Third, bladder cancer has lagged behind other cancer types in adopting targeted therapy due to its vast molecular heterogeneity. Introducing a targeted agent for such a large proportion of patients with bladder cancer is exciting.

Finally, the molecular detection of FGFR and other targets using urine samples sets the standard for future studies.
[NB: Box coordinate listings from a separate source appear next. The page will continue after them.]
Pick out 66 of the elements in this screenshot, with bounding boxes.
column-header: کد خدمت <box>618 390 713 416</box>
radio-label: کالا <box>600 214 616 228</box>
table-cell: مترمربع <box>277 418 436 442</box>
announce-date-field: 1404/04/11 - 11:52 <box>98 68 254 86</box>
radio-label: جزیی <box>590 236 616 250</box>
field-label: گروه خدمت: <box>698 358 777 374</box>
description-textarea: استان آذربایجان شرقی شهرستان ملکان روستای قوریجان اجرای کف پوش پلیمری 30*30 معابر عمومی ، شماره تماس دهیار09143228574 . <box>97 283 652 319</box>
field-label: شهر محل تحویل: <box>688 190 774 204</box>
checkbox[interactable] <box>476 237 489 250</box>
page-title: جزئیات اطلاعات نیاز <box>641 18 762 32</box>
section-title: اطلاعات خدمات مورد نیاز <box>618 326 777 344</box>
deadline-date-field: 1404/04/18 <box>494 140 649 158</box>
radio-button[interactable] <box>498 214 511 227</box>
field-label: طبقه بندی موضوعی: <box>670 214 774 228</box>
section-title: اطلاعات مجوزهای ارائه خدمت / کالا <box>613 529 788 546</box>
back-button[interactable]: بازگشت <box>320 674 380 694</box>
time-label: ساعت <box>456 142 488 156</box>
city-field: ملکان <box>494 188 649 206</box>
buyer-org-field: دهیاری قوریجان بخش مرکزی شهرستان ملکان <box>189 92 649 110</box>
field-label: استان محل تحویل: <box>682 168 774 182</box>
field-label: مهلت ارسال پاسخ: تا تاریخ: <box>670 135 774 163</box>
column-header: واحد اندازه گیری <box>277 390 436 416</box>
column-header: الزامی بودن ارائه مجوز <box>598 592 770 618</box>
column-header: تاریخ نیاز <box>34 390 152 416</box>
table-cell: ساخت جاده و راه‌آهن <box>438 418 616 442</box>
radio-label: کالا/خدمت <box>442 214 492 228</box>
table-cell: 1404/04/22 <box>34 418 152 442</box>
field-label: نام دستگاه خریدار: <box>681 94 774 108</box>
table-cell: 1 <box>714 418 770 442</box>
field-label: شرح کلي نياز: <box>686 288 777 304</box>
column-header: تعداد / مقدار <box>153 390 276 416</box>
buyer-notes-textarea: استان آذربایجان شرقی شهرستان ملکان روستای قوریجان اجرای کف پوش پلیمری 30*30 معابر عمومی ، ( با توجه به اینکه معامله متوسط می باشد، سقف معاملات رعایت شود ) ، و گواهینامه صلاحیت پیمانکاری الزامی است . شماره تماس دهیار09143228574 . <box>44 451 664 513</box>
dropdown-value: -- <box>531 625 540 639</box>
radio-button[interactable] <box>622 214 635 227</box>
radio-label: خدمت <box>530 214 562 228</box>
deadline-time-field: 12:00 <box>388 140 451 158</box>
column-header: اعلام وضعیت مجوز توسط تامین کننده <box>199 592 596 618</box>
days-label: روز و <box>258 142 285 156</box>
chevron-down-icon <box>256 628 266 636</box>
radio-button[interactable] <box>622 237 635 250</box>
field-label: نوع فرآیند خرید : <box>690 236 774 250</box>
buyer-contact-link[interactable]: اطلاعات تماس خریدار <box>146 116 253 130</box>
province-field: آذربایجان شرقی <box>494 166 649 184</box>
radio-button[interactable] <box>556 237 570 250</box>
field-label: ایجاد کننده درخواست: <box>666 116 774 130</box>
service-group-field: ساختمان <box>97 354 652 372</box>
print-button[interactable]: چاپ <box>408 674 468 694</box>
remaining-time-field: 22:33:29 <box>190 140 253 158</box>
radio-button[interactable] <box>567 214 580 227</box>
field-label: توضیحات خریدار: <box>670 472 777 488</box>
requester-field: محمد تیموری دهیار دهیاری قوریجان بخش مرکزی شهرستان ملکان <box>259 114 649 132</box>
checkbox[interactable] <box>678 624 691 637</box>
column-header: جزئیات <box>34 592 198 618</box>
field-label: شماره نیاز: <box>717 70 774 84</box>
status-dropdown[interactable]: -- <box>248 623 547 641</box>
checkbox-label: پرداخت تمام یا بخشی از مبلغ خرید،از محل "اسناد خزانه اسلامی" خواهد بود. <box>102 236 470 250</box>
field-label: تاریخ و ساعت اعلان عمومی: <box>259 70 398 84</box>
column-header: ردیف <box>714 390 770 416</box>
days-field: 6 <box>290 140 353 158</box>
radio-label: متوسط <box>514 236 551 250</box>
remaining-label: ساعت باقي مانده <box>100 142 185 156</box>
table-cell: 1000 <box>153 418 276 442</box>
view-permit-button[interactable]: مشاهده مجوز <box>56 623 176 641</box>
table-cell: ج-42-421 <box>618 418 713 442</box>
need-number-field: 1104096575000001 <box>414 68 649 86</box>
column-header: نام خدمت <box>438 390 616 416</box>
Urine is a rich platform for diagnostic tests, enabling us to practice bona fide precision medicine. Coupled with the TARIS platform, we can deliver not only erdafitinib but also other small molecules, as seen in the SunRISe trials using TAR-200 to deliver gemcitabine, and potentially other agents in the future.

We are truly on the cusp of delivering precision medicine powered by diagnostics derived from easily accessible urine samples, with a treatment platform that can provide efficacy without significant toxicity. All these factors combined make me very excited about what the future holds.